Il criminologo ha spiegato le ragioni della difesa nell'udienza del processo davanti la Corte d'Assise d'Appello di Roma. In aula erano presenti quattro dei cinque imputati: il maresciallo Franco Mottola, ex comandante della caserma di Arce, il figlio Marco e i carabinieri Francesco Suprano e Vincenzo Quatrale. Assente la moglie del maresciallo, Annamaria Mottola. Tutti sono stati assolti in primo grado.

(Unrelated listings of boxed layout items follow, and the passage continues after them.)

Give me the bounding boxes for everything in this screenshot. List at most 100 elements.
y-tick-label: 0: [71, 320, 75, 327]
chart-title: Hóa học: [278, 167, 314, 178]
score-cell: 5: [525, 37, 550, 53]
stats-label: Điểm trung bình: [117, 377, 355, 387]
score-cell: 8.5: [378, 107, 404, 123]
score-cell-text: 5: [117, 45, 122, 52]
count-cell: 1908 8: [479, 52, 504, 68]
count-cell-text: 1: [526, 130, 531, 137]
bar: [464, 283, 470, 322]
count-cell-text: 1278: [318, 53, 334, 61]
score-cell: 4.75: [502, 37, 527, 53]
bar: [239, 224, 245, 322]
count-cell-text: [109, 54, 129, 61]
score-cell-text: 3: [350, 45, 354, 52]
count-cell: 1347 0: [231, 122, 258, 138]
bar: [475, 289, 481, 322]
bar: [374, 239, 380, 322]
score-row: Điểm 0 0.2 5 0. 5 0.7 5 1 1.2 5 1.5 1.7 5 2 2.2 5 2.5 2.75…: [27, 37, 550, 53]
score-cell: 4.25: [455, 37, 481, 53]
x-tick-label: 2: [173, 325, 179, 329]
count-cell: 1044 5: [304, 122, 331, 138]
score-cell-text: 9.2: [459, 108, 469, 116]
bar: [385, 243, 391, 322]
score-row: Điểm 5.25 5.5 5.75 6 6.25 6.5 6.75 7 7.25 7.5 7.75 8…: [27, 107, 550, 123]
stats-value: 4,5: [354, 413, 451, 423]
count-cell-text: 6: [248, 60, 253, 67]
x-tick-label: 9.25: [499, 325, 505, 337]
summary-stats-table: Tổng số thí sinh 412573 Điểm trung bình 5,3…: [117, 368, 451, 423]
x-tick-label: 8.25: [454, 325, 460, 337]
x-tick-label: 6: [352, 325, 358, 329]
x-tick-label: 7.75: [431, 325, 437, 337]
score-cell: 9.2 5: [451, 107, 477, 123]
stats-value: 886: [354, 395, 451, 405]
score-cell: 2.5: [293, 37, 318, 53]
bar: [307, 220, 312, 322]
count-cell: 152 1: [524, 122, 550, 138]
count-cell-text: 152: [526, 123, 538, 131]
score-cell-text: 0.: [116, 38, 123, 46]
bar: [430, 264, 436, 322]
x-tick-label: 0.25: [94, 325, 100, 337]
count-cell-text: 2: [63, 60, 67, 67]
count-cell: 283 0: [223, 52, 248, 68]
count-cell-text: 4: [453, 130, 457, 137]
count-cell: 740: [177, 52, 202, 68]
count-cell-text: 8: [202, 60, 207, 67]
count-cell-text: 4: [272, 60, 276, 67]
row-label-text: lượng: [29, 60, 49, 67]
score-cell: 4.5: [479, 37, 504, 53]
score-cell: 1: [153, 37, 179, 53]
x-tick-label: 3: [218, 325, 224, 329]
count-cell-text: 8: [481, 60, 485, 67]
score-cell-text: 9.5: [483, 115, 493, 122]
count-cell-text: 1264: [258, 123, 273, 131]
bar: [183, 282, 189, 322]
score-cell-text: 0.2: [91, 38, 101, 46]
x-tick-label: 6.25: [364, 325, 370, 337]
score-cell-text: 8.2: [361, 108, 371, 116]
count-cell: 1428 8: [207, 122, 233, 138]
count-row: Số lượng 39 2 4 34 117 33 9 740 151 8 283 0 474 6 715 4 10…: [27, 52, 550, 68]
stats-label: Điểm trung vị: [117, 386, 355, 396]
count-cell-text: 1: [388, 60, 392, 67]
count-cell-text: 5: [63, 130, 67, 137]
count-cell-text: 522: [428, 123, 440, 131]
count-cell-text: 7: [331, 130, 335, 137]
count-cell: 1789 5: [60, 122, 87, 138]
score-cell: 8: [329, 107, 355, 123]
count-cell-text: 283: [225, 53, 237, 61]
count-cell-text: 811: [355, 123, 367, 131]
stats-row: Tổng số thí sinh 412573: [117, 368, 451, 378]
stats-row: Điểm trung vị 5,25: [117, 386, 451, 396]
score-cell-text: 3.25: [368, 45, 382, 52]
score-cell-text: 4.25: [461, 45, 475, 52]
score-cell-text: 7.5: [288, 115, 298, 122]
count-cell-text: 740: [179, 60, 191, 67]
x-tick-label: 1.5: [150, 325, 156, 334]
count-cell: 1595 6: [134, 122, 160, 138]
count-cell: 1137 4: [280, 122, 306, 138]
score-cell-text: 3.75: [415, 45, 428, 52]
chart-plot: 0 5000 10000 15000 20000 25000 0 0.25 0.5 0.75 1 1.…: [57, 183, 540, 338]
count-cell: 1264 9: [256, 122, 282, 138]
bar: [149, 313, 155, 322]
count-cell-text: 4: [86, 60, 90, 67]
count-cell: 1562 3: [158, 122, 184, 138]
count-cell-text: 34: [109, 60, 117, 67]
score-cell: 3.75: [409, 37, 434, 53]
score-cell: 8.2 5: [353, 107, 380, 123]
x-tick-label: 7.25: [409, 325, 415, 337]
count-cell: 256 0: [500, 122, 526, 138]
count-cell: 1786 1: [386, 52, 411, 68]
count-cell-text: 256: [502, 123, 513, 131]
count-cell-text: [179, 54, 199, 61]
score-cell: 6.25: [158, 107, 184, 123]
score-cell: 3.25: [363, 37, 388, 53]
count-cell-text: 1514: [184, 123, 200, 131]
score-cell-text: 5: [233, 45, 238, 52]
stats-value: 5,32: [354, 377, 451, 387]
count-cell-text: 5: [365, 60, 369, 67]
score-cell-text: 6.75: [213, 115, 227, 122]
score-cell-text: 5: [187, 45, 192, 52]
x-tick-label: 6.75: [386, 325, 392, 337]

"C'è una disparità evidente tra l'altezza di Serena e la frattura nella porta – ha dichiarato Lavorino – La dottoressa Cattaneo del Labanof di Milano dice che la frattura sulla porta è all'altezza di 1,54 da terra e che ciò coincide con l'altezza approssimativa di Serena che sarebbe stata sbattuta contro la porta. Noi diciamo che non è possibile, che non può essere vero che una ragazza come Serena alta 1.55, anche se spinta, possa aver procurato una frattura, rimanendo peraltro ferita sull'arcata sopraccigliare che è più in basso, nella porta a un'altezza di 1,54".
Secondo la difesa, inoltre, il brigadiere Santino Tuzi – morto suicida nel 2008 – non avrebbe mai visto Serena entrare nella caserma quel giorno. "l cuore pulsante della sentenza è la certezza che Tuzi abbia visto entrare in caserma Serena", ha dichiarato Lavorino, aggiungendo che "Serena non è mai entrata in caserma". "Perché "Tuzi tace per 7 anni?". E ancora: "Tuzi è in caserma quando Guglielmo Mollicone va a denunciare la scomparsa di Serena, verso le 22.30 del 1 giugno, perché non gli dice di aver visto Serena la mattina?".